On Monday, 5 August, as Union Home Minister Amit Shah moved a resolution seeking the revocation of the provisions of Article 370 of the Constitution and introduced a Bill to bifurcate the state of Jammu & Kashmir, many questions were raised and many clarifications did the rounds.
Questions about the Constitutional soundness of the move as well as the region’s administration hung heavy. A number of senior lawyers have shared their insights on the notification and the Bill.
The Quint has curated the voices of four legal experts: Harish Salve, Subhash Kashyap, Soli Sorabjee and Aryama Sundaram, to decode, based on what they say, what the most important issues are:
Has Article 370 Been Revoked?
Subhash Kashyap, Constitutional Expert
“Article 370 has not been repealed. Article 370 is very much there, unlike what many channels are announcing. Article 370(1) is very much there. Only two clauses have been removed,” Kashyap told ANI
Harish Salve, Former Solicitor General of India
“370 is a Constitutional provision which says that ‘Such provisions in the Constitution as the President may from time to time direct will apply in Jammu & Kashmir. There was a 1954 order which has been superseded now. It was a Presidential order superseded by a Presidential order,’ Salve said.
Is Article 35A Part of the Constitution?
“Merely because it is called Article 35A, there was a grave misunderstanding that it is a part of the Constitution. It never was a part of the Constitution.”
Sundaram reiterated that the whole issue of Article 35A is pending in the Supreme Court, before the Constitution Bench.
“Because don’t forget, Article 35A was introduced not through a Constitutional amendment but merely through a Presidential order, with the President exercising powers under Article 370(2) and it’s way back in 1954, I’m talking about.”
“It’s just that till now it has not really created too many problems but over the last few years the Kashmir problem have escalated the way it has, Article 35A is being looked at very seriously as is the whole concept of continuing with Article 370,” he added.
Is the Move Constitutionally Sound?
- 19 June 2018: Jammu & Kashmir came under Governor’s rule for a six-month period after the the PDP-BJP coalition government collapsed.
- 21 November 2018: Governor Satyapal Malik dissolved the legislative Assembly.
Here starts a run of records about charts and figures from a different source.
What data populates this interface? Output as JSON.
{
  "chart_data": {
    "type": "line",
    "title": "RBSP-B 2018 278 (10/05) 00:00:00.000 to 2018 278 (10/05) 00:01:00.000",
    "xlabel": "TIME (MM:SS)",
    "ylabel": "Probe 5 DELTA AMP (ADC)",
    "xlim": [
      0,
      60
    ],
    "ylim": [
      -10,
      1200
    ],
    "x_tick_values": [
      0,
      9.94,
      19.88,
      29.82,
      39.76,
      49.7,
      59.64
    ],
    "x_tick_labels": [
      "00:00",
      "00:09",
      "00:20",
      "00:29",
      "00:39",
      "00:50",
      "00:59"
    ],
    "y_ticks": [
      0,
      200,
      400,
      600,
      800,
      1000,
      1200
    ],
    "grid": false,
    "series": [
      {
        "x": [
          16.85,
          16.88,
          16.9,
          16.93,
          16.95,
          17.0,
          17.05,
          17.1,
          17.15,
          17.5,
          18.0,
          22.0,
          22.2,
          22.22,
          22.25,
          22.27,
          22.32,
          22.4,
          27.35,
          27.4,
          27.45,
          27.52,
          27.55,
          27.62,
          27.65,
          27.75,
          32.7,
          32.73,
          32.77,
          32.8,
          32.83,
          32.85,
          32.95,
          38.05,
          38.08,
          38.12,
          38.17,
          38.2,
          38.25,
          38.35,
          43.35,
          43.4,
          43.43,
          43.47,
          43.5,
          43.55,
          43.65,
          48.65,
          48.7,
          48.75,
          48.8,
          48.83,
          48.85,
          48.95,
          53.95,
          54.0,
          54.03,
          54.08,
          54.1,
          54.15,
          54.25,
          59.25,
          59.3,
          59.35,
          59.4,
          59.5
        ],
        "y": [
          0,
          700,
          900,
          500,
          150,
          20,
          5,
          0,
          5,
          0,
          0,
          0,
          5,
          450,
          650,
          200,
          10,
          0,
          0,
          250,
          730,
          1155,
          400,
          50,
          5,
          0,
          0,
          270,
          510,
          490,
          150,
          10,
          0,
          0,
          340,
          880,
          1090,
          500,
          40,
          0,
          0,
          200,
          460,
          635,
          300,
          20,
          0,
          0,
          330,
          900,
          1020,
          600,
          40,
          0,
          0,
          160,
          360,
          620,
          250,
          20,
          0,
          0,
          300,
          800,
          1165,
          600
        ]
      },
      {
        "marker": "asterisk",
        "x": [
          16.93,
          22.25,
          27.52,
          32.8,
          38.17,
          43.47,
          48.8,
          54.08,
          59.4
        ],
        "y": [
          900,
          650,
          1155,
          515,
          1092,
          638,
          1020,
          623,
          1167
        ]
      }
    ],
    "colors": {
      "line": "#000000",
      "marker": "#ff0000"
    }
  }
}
- 20 December 2018: The Central government imposed President’s Rule after the six-month tenure of Governer’s Rule came to an end. The state has been under President’s Rule ever since.
“I can only say Constitutionally it is sound. No Constitutional or legal fault can be found in it and the government has carefully studied the matter and taken this decision,” he told ANI.
“To the extent that this is a political decision it is entirely up to the government and political parties to have their views.”
Aryama Sundaram, Senior Lawyer, Supreme Court
“If there is no Assembly at that time and it has to be governed by Presidential Rule, I would say it would hold until the Assembly is convened and when there is an Assembly it has to be ratified immediately after by the Assembly,” he told BloombergQuint.
“But it can’t be that if there is no Assembly and it is only under President’s Rule then in the meantime you cannot legislate at all that appears to be a bit anomalous and I don’t see how you can leave a vacuum like that,”
What is the Next Step Now ?
Soli Sorabjee, Former Attorney-General of India
“The laws of India which were not applicable to the state of Jammu & Kashmir will now apply. But for that you require Parliamentary approval. The Bill will have to be moved in Parliament, and as far as I can see, it will be passed because BJP has a majority there.”
“So, first step will be Parliament acting as the Assembly of Jammu & Kashmir consider the bifurcation and then Parliament will pass the reorganisation Bill and as and when that is done, the bifurcation will take place.”
The Rajya Sabha passed the Jammu & Kashmir Reorganisation Bill to bifurcate Jammu & Kashmir into two Union Territories – J&K and Ladakh by a majority of 125 to 61 votes. One member abstained from voting.
How ‘Temporary’ is Article 370, Exactly?
“The heading of Article 370 starts with ‘temporary’. It is creating its own friction of how permanent is temporary becoming and that seems to be an issue now. It is something that we’ll have to see,” he told ANI.
“It’s not going to end with Section 144 and there is a lot more which will follow but it will all – but in the end it will all going to lead down to one thing: Is Kashmir a part of Unitary India or not? And if it is about time that Kashmir also adopts the ethos of the rest of the country,”
“It is another myth that Article 370 gives special status to Jammu & Kashmir. It is part of Part XXI of the Constitutional and Part XXI of the heading is “Transitional, Temporary and Special Provisions”. For some states like Nagaland, there are special provisions and special status has been granted to those states.”
“But in the case of J&K, the heading is very clear – it is a temporary provision and temporary means only for a temporary period for a temporary ad-hoc purpose. The Constitution makers did envisage that it can be removed, amended or repealed in the future.”